Casse integrazioni a turno alla Nidec. Le Rsu si mobilitano: «Il sito va rilanciato»

Preoccupa la previsione di uno scarico di lavoro oltre il 30% Succi (responsabile personale): «Nuova Cigo ipotetica»

Laura Borsani
2 minuti di lettura

Cassa integrazione ordinaria alla Nidec Asi, richiesta a luglio e in scadenza il 9 ottobre. Con la prospettiva di un ulteriore prolungamento, a fronte di un aumento delle ore Cigo che a marzo 2022 toccherà oltre il 30%. I circa 400 lavoratori dello stabilimento cittadino sono preoccupati. Preoccupano i dati forniti alle Rsu dai vertici aziendali in ordine ai carichi di lavoro, motivo di analisi nelle assemblee dello scorso 8 settembre.
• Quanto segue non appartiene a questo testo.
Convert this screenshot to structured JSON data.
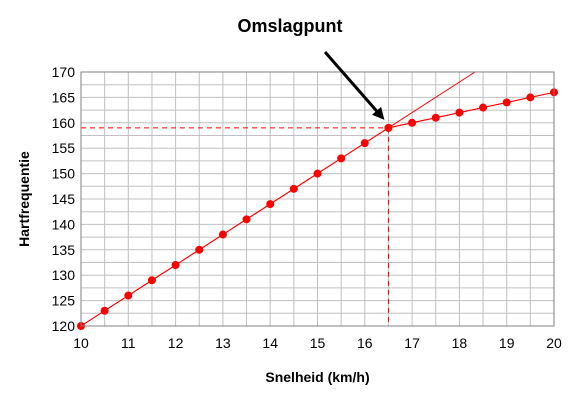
{
  "chart_data": {
    "type": "scatter",
    "xlabel": "Snelheid (km/h)",
    "ylabel": "Hartfrequentie",
    "xlim": [
      10,
      20
    ],
    "ylim": [
      120,
      170
    ],
    "xticks": [
      10,
      11,
      12,
      13,
      14,
      15,
      16,
      17,
      18,
      19,
      20
    ],
    "yticks": [
      120,
      125,
      130,
      135,
      140,
      145,
      150,
      155,
      160,
      165,
      170
    ],
    "grid": true,
    "series": [
      {
        "color": "#ff0000",
        "points": [
          [
            10,
            120
          ],
          [
            10.5,
            123
          ],
          [
            11,
            126
          ],
          [
            11.5,
            129
          ],
          [
            12,
            132
          ],
          [
            12.5,
            135
          ],
          [
            13,
            138
          ],
          [
            13.5,
            141
          ],
          [
            14,
            144
          ],
          [
            14.5,
            147
          ],
          [
            15,
            150
          ],
          [
            15.5,
            153
          ],
          [
            16,
            156
          ],
          [
            16.5,
            159
          ],
          [
            17,
            160
          ],
          [
            17.5,
            161
          ],
          [
            18,
            162
          ],
          [
            18.5,
            163
          ],
          [
            19,
            164
          ],
          [
            19.5,
            165
          ],
          [
            20,
            166
          ]
        ]
      }
    ],
    "trend_lines": [
      {
        "from": [
          10,
          120
        ],
        "to": [
          18.33,
          170
        ]
      },
      {
        "from": [
          16.5,
          159
        ],
        "to": [
          20,
          166
        ]
      }
    ],
    "reference_point": {
      "x": 16.5,
      "y": 159
    },
    "annotation": {
      "text": "Omslagpunt",
      "target": [
        16.5,
        159
      ]
    }
  }
}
Un andamento che fa temere scenari tutt’altro che orientati al rilancio e agli investimenti per il sito produttivo. I rappresentanti sindacali chiedono chiarezza, risposte sul futuro dello stabilimento. Nei prossimi giorni, annunciano le Rsu, verrà convocato il Coordinamento nazionale sindacale Fiom Cgil per approfondire le problematiche dei vari siti produttivi e definire una strategia comune nei confronti dell’azienda. Su tutto l’esigenza di avere in mano un piano industriale.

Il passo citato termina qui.